И все перешли в кабинет или, вернее, как мы уже заметили, в обеденную залу.
V. ОБЕД
Слуга, раскрыв двустворчатую дверь, впустил из обеденной залы в гостиную целый поток света; хотя и было едва четыре часа дня (тогда обедали в это время), в обеденной зале, закрыв ставни и задвинув портьеры, сымпровизировали вечер, но ярко осветили ее с помощью большого количества люстр, канделябров и даже бумажных фонариков — два ряда их развесили по всему карнизу, увенчав залу огненной диадемой.
Кроме того, все в кабинете адвоката при королевских советах было принесено в жертву тому важному действу, какое должно было здесь совершиться. Письменный стол поставили в простенок между окнами; большое красного дерева кресло с кожаным сиденьем придвинули к поставленному здесь столу с закусками; затянули гардинами полки чтобы скрыть папки с бумагами и дать понять, что любое дело, сколь бы оно ни было серьезным, откладывается на следующий день; наконец, обеденный стол выдвинули на середину комнаты.

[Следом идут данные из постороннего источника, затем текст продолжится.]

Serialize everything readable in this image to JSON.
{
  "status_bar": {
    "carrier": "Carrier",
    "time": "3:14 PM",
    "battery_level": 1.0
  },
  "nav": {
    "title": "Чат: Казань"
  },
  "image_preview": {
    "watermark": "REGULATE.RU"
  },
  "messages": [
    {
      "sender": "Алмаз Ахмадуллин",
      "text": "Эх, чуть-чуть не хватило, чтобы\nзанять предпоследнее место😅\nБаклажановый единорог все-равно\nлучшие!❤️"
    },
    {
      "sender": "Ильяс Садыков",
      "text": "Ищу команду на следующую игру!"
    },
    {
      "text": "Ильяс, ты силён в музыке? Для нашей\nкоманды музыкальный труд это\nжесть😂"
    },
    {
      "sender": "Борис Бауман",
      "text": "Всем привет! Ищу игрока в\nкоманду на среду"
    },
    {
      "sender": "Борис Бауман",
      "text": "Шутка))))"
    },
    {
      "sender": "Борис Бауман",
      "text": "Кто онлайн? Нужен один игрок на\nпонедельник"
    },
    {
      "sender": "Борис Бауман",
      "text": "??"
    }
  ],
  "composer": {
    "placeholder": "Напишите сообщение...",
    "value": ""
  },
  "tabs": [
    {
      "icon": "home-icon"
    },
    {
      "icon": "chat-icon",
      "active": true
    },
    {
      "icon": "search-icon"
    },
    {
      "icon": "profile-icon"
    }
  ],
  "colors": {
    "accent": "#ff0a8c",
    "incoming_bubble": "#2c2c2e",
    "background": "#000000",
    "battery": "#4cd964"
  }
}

Этот круглый стол, застеленный скатертью тончайшего полотна, украшали огромное сюрту с пышными цветами, серебро и хрусталь; между ними были расставлены статуэтки, изваянные в самых жеманных позах: Флора, Помона, Церера, Диана, Амфитрита, нимфы, наяды и дриады, олицетворяющие в природе компоненты кулинарного искусства, из каких складывается хороший обед, в котором должны предстать самые изысканные плоды садов, полей и лесов, моря, рек, ручьев и родников.
На салфетке каждого приглашенного лежала карта; на ней безукоризненно четким почерком было написано меню обеда, чтобы каждый сотрапезник мог, заранее сделав свой выбор, вкушать блюда расчетливо и осмысленно.
Вот что значилось в этой карте.
«1). Остендские устрицы (без ограничения), ввиду данного времени года доставленные специальным курьером; они будут вынуты из морской воды лишь тогда, когда их надо будет вскрыть и подать к столу,
2). Суп на осмазоме.
3). Индейка весом от семи до восьми фунтов, начиненная перигорскими трюфелями и приобретшая сфероидальную форму.
4). Жирный рейнский карп, привезенный живым из Страс-бура в Париж и нашедший смерть в отваре с пряностями; очищенный от костей и богато приправленный зеленью.
5). Перепелки, фаршированные костным мозгом, на гренках, смазанных маслом с базиликом.
6). Шпигованная и фаршированная речная щука в креме из раков.
7). Жареный фазан с хохолком на гренке а ля Субиз.
8). Шпинат на перепелином жире. 9). Две дюжины садовых овсянок по-провансальски.
10). Пирамида меренг с ванилью и розовыми лепестками.
ВИНА ОБЫЧНЫЕ
Мадера, бордо, шампанское, бургундское — лучших марок, и лучших годов урожая.
ВИНА ДЕСЕРТНЫЕ
Аликанте, малага, херес, сиракузское, кипрское и констанцское.
Примечание. Гости могут требовать любые вина и чередовать их по своему вкусу, но дружески советуем касательно обычных вин: начинать с самых крепких и заканчивать самыми легкими; касательно вин десертных: начинать с лишенных всякого запаха и переходить к самым ароматным».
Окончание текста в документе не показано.